O texto em questão é a história da reinauguração do Jardim do Império, a cobertura de dois imigrantes, o brasileiro aqui e a fotógrafa letã Rita Ansone, e que teve como personagem central um terceiro imigrante, o calceteiro cabo-verdiano que com o bíblico suor do seu rosto cunhou os polémicos brasões alusivo às antigas colónias de Portugal.
A peça também deu voz aos jardineiros, operários que, com o calceteiro, foram quem realmente ergueu o novo jardim, mas que durante a cerimónia de inauguração ficaram de lado, à margem, enquanto os políticos de sempre recebiam as loas e a atenção dos media.

Para esta matéra não havia um guião: a ideia era, em free style, observar a inauguração e escrever a respeito dela. De forma que eu não sabia que lá encontraria um calceteiro nem que seria cabo-verdiano, assim como não suspeitava da presença dos jardineiros.
Acontece que como imigrante sei muito bem o que é não ter voz. O que é comumente pregar para o deserto – os ouvidos europeus geralmente um Saara – árido até o último grão.

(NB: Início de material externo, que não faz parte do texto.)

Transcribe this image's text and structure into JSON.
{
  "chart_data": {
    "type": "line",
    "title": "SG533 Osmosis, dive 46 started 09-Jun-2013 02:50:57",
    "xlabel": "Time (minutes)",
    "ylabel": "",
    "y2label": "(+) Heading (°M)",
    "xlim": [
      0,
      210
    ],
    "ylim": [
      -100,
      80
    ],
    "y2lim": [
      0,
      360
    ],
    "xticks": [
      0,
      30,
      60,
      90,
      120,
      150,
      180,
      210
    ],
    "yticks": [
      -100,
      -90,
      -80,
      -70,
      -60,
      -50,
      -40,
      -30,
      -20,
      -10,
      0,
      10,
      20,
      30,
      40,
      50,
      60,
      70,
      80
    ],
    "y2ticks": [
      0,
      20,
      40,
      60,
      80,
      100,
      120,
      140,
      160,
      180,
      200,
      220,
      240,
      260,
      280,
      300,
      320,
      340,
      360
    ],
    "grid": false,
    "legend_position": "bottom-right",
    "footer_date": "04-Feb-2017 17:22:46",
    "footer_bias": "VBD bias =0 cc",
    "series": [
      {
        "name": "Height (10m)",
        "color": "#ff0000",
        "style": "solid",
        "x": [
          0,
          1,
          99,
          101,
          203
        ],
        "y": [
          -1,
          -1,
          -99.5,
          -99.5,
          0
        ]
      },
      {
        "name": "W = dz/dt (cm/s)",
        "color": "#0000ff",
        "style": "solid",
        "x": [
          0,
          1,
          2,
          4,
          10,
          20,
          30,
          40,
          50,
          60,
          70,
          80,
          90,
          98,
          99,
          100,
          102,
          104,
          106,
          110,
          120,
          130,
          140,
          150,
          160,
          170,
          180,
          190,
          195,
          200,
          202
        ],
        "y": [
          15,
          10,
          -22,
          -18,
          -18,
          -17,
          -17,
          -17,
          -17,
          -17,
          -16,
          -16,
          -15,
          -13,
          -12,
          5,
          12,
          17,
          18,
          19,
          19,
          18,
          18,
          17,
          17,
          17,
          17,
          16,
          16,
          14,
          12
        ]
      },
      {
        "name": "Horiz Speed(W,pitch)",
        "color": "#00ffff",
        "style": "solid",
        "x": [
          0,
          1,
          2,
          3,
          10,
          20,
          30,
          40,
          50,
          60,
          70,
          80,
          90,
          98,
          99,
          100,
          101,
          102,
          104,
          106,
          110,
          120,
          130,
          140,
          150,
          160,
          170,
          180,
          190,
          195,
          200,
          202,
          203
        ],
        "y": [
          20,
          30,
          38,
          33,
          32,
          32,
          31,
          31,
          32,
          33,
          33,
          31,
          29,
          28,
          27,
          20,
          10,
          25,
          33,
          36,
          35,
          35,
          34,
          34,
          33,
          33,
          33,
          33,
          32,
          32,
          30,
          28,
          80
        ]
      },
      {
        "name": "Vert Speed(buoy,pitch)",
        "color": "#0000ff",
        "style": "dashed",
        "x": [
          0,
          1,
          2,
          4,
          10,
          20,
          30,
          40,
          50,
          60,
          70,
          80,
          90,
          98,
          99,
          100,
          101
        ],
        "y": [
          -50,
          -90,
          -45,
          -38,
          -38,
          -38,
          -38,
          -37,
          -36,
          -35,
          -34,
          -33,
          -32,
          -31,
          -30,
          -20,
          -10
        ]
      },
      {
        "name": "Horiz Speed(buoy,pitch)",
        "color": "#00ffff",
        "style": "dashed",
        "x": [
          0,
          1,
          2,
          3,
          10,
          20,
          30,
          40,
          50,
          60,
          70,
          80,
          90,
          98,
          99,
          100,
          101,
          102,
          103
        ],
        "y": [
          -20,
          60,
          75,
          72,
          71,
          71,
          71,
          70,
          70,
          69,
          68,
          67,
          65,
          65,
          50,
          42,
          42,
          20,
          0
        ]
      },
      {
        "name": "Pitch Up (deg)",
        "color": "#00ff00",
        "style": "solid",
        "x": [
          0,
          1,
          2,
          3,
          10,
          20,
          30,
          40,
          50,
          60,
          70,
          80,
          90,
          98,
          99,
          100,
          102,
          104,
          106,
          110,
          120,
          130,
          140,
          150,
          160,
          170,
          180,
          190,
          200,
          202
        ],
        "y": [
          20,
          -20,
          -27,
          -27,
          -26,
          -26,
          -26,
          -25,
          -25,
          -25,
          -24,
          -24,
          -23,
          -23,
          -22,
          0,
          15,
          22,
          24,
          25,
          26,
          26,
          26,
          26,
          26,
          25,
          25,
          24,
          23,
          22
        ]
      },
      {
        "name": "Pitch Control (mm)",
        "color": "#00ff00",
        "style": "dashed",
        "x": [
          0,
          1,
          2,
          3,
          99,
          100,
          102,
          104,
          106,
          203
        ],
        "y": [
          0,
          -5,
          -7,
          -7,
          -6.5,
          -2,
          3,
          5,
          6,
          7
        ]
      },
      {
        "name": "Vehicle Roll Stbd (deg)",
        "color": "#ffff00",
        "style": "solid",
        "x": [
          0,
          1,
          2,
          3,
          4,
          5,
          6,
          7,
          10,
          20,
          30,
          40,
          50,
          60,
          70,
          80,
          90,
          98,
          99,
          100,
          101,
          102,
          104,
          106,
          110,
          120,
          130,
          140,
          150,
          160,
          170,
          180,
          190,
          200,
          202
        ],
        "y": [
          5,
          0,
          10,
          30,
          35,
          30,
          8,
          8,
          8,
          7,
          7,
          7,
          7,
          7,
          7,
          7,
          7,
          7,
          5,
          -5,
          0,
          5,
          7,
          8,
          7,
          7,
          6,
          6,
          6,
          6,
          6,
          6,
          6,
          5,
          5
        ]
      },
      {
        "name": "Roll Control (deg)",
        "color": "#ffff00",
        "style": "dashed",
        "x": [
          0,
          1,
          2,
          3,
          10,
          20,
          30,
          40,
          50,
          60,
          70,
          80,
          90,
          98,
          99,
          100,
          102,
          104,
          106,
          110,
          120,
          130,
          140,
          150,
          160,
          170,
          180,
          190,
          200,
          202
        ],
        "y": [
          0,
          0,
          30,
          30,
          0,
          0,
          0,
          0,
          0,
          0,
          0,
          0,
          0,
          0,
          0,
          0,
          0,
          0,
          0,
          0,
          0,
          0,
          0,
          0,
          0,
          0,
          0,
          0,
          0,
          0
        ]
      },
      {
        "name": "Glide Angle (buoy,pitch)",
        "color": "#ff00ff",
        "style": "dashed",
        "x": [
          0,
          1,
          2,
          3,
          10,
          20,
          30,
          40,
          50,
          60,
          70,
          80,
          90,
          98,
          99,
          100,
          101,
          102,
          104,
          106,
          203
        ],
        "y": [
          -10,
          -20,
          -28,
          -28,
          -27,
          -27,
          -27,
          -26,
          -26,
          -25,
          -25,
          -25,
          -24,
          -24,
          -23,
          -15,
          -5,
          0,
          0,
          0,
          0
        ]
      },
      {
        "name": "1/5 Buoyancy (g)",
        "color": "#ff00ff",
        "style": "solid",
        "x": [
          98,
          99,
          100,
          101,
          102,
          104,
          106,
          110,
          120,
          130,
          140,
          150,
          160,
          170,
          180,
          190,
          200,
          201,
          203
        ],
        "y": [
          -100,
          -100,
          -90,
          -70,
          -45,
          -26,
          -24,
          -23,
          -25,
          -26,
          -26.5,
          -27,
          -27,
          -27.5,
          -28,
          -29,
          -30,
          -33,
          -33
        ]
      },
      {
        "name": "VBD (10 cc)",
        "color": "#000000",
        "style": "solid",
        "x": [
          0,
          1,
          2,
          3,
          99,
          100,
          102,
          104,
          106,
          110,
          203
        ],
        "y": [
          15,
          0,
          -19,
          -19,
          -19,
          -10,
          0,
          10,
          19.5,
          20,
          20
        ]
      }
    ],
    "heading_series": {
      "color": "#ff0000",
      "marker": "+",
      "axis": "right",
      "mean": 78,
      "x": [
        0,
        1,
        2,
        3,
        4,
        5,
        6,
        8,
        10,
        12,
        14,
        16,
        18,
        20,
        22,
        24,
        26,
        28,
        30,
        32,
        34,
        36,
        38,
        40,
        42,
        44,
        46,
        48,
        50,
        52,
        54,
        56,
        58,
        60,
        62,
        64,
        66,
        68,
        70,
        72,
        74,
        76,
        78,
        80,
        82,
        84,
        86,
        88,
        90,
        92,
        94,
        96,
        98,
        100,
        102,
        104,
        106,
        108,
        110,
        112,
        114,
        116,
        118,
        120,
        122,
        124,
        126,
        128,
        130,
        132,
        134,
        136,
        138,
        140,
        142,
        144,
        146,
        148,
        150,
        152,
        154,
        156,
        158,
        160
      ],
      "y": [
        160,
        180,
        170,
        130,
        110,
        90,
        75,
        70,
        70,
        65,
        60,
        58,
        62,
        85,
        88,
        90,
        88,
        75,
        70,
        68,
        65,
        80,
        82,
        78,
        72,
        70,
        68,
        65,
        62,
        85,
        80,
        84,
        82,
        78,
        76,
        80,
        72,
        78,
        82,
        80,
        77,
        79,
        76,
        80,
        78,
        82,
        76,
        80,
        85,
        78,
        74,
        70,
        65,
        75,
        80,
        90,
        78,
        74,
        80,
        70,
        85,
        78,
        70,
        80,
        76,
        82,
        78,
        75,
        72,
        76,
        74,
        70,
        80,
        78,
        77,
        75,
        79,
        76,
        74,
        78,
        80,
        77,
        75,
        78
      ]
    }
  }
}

E agora, com a rara oportunidade de ter voz e de ouvir voz a quem quase nunca é ouvido, não tive dúvidas de que a matéria seguiria por ali, na minha praia, entre os meus, na ponta mais frágil da corda, os imigrantes. E, por empatia, os operários portugueses.
Foram as fontes que elegi.
Só que calhou de tanto o calceteiro como os jardineiros minimizarem a polémica central do novo jardim, a manutenção dos brasões coloniais. Minimizarem, não, solenemente ignorarem: para todos eles, a questão havia passado à margem.
Um alheamento que poderia ser tanto um sinal de desinformação como de sabedoria, pois quem está no lado mais frágil da corda sabe que o mais prudente às vezes é silenciar.
O meu desejo secreto inconfessável era de o calceteiro e os jardineiros se rebelarem contra a opressão do eterno colonizador e do patrão – na maioria das vezes, a mesma pessoa – erguerem as suas ferramentas de trabalho e, de martelo e foice em punho, partirem os brasões do novo jardim.
Isso é que era.
Mas sem o martelo de calceteiro ou a foice dos jardineiros a manifestarem-se contra a opressão do colonizador e dos patrões, paciência: o jornalismo não é como a indecorosa proposta do presidente do PSD de se buscar um imigrante à medida.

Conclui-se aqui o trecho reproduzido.